Cambiano le regole, vietata la plastica - da La Stampa di Torino del 29.12.2011
29 December, 2011
Adesso hanno paura. Una trentina di aziende chimiche che producono sacchetti di plastica teme per il proprio immediato futuro. Le imprese chiedono un intervento della Regione, l’apertura di un tavolo di crisi e paventano la possibilità che non meno di mille lavoratori perdano il posto. Nel sito del Ministero dell’Ambiente è comparsa la notizia che il consiglio dei ministri ha approvato nuove norme per i sacchetti biodegradabili rafforzando anche le sanzioni per chi contravviene.

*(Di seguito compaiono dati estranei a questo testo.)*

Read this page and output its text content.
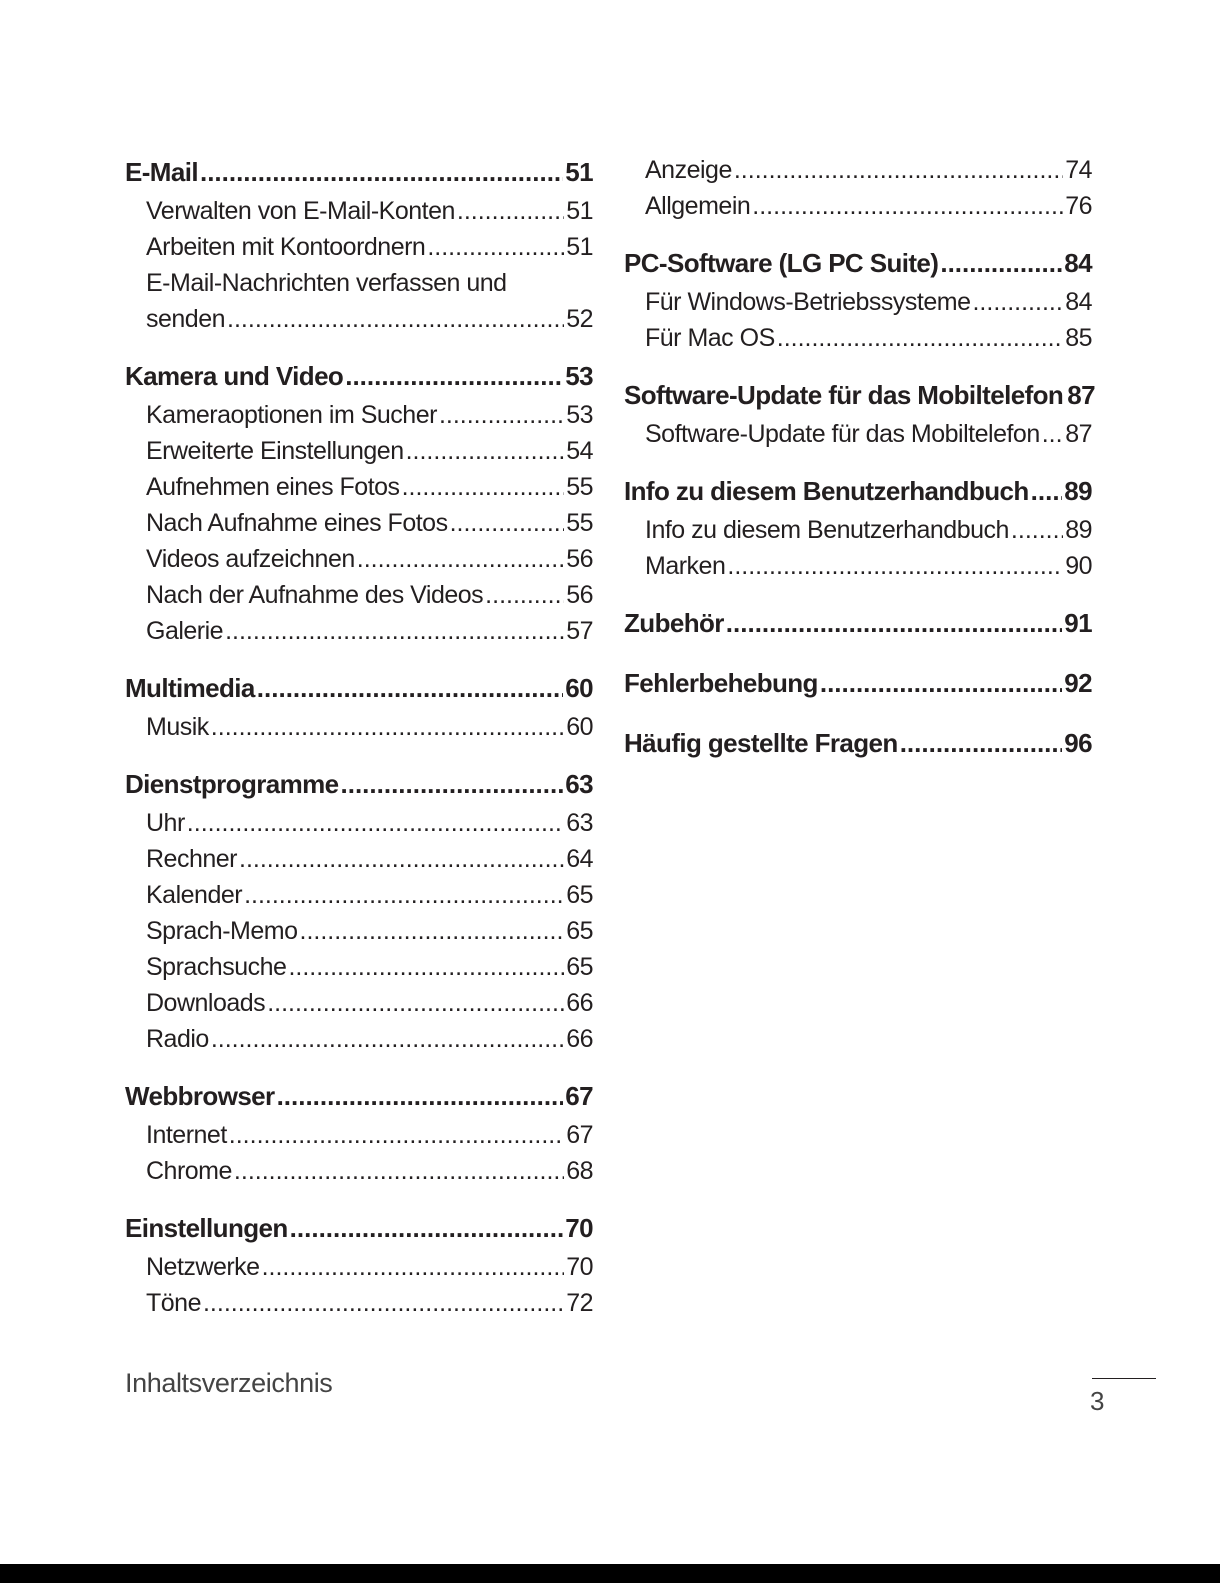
E-Mail .....	51
Verwalten von E-Mail-Konten .....	51
Arbeiten mit Kontoordnern .....	51
E-Mail-Nachrichten verfassen und
senden .....	52
Kamera und Video .....	53
Kameraoptionen im Sucher .....	53
Erweiterte Einstellungen .....	54
Aufnehmen eines Fotos .....	55
Nach Aufnahme eines Fotos .....	55
Videos aufzeichnen .....	56
Nach der Aufnahme des Videos .....	56
Galerie .....	57
Multimedia .....	60
Musik .....	60
Dienstprogramme .....	63
Uhr .....	63
Rechner .....	64
Kalender .....	65
Sprach-Memo .....	65
Sprachsuche .....	65
Downloads .....	66
Radio .....	66
Webbrowser .....	67
Internet .....	67
Chrome .....	68
Einstellungen .....	70
Netzwerke .....	70
Töne .....	72
Anzeige .....	74
Allgemein .....	76
PC-Software (LG PC Suite) .....	84
Für Windows-Betriebssysteme .....	84
Für Mac OS .....	85
Software-Update für das Mobiltelefon 87
Software-Update für das Mobiltelefon ..... 87
Info zu diesem Benutzerhandbuch ..... 89
Info zu diesem Benutzerhandbuch ..... 89
Marken .....	90
Zubehör .....	91
Fehlerbehebung .....	92
Häufig gestellte Fragen .....	96
Inhaltsverzeichnis
3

E’ bastato questo a scatenare l’allarme tra le aziende piccole e medie. Il perché lo spiega Gabriele Muzio dell’Api di Torino che savolge da mesi un supporto tecnico anche per Unionchimica nazionale. Dice: «Noi condividiamo il principio dell’abbattimento dell’impatto ambientale dei sacchetti, ma se le regole proposte fossero approvate così, avrebbero un impatto devastante sulla produzione di imballaggi, in particolare per la categoria dei piccoli produttori, nonché per il settore della piccola distribuzione».
E aggiunge: «Le piccole e medie aziende hanno difficoltà a produrre i sacchetti a uso esclusivo in bioplastica. Per molti significa dover cambiare le linee produttive con investimenti in macchinari anche fino a 120 mila euro. In questa situazione economica un impegno insostenibile».
C’è poi un altro aspetto del problema: quello dello spessore dei sacchetti riutilizzabili. Dice Muzio: «Lo spessore di 150 micron che parrebbe essere stato introdotto determinerebbe caratteristiche di rigidità del materiale e costi dei prodotti tali da renderli, anche qui senza ombra di dubbio, assolutamente non commercializzabili nella quasi totalità dei casi». Conclude Muzio: «E’ importante che il governo si renda conto della situazione e che assuma decisioni diverse. In una situazione come quella attuale non si può permettere la chiusura di altre imprese e la crescita della disoccupazione».